En El Salvador no existe deterioro democrático como sugiere el informe del Grupo Internacional de Expertas y Expertos para la Investigación de Violaciones de Derechos Humanos en el marco del Estado de Excepción en El Salvador (Gipes), señalaron ayer analistas.
Gipes recomienda a la ONU crear un mecanismo internacional de investigación, «similar a otros establecidos para contextos de deterioro democrático», para analizar y recopilar evidencia de violaciones a derechos humanos y posibles crímenes de lesa humanidad.

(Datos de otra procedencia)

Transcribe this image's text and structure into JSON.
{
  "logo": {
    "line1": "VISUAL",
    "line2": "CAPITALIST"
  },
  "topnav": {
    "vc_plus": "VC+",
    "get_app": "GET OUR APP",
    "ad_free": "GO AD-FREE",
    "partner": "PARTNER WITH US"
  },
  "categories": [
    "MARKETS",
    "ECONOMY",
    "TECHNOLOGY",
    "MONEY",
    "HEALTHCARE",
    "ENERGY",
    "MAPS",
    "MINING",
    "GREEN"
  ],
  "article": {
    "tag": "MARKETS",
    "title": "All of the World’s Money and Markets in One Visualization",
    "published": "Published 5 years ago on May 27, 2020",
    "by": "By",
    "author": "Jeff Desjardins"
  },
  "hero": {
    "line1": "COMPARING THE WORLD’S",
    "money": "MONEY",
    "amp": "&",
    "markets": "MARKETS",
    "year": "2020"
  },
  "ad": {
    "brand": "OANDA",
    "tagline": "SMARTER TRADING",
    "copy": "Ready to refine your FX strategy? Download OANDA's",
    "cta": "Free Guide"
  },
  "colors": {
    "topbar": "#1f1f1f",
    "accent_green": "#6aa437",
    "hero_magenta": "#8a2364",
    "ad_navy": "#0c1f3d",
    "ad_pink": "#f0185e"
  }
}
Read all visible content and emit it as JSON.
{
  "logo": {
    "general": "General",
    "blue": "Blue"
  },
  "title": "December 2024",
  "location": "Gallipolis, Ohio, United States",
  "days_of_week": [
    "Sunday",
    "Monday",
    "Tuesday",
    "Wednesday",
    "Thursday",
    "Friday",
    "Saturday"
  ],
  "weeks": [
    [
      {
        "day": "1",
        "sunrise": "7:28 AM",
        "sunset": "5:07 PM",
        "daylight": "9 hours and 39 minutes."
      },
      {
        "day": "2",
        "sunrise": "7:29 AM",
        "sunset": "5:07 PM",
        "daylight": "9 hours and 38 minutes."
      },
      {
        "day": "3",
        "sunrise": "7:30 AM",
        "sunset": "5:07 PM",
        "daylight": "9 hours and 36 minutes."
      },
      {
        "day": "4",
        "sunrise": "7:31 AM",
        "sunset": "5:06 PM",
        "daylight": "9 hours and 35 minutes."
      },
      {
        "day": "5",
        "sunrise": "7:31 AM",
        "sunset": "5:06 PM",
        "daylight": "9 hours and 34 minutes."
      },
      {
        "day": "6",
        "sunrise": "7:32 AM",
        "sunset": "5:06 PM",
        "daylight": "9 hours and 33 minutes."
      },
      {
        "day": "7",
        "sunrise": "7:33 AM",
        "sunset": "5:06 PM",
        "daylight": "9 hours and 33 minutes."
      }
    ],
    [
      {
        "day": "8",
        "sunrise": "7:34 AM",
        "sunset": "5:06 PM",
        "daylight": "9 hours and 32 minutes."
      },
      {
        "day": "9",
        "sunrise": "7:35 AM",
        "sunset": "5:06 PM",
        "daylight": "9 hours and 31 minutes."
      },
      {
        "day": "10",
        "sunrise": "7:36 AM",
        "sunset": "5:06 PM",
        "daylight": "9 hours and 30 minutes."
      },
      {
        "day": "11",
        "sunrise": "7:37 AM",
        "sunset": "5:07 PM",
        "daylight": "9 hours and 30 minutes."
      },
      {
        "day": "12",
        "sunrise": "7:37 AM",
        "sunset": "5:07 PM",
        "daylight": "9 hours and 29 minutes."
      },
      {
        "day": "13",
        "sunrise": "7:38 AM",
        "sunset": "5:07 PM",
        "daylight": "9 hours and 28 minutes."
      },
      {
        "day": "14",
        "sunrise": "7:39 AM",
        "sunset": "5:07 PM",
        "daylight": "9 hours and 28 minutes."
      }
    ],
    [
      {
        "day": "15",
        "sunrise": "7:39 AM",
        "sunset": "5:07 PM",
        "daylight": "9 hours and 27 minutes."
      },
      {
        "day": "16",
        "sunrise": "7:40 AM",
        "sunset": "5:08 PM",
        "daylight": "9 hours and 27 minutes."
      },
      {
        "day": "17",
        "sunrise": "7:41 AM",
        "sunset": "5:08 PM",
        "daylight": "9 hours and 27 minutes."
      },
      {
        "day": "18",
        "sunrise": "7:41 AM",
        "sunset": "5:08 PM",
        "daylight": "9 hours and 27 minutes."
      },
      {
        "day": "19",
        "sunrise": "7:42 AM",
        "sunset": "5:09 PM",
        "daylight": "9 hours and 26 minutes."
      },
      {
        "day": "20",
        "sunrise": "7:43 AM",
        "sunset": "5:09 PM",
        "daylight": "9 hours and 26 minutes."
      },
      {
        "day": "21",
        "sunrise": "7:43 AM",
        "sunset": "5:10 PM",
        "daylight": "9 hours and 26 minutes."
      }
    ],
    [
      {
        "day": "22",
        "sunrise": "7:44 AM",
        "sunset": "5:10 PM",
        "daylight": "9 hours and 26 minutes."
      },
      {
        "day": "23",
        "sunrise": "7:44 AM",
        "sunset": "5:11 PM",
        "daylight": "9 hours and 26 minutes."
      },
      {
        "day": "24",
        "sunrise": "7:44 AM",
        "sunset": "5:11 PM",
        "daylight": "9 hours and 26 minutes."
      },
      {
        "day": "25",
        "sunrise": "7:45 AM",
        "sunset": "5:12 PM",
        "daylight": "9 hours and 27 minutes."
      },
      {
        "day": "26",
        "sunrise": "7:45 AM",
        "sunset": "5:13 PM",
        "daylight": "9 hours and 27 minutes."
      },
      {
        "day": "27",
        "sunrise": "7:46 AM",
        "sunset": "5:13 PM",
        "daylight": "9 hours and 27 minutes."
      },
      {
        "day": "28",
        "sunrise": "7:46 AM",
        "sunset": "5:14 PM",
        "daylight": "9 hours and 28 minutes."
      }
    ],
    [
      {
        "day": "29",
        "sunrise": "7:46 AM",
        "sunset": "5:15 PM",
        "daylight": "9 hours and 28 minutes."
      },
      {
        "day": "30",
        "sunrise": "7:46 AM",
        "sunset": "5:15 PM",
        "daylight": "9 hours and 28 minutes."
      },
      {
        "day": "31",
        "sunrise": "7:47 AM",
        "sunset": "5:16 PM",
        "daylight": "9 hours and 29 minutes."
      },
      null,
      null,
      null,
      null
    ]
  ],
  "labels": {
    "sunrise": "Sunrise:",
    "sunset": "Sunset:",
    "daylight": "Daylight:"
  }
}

Para el sociólogo Mauricio Rodríguez, ese planteamiento no es válido. «¿Cómo va a existir deterioro democrático? Si la población misma está respaldando el modelo de seguridad y las actuaciones del presidente (Nayib Bukele). Diferente fuera que el presidente se impusiera», afirmó. Señaló que el planteamiento de Gipes obedece a una «agenda» que no valora la seguridad pública y jurídica.
Por su parte, el analista y escritor Rafael Góchez consideró que «no está mal» la creación de estos mecanismos, pero el problema es que «estas comisiones muchas veces acaban actuando con agenda política o siendo instrumentalizadas por sectores que confrontan el gobierno legítimamente electo».
Agregó que «en gobiernos de ARENA y FMLN pudieron cometer violaciones de derechos humanos por omisión, al no combatir estructuras, tolerarlas e incluso empoderarlas; por ejemplo, la infame “tregua” implementada por Mauricio Funes, del FMLN, que fue validada por la OEA».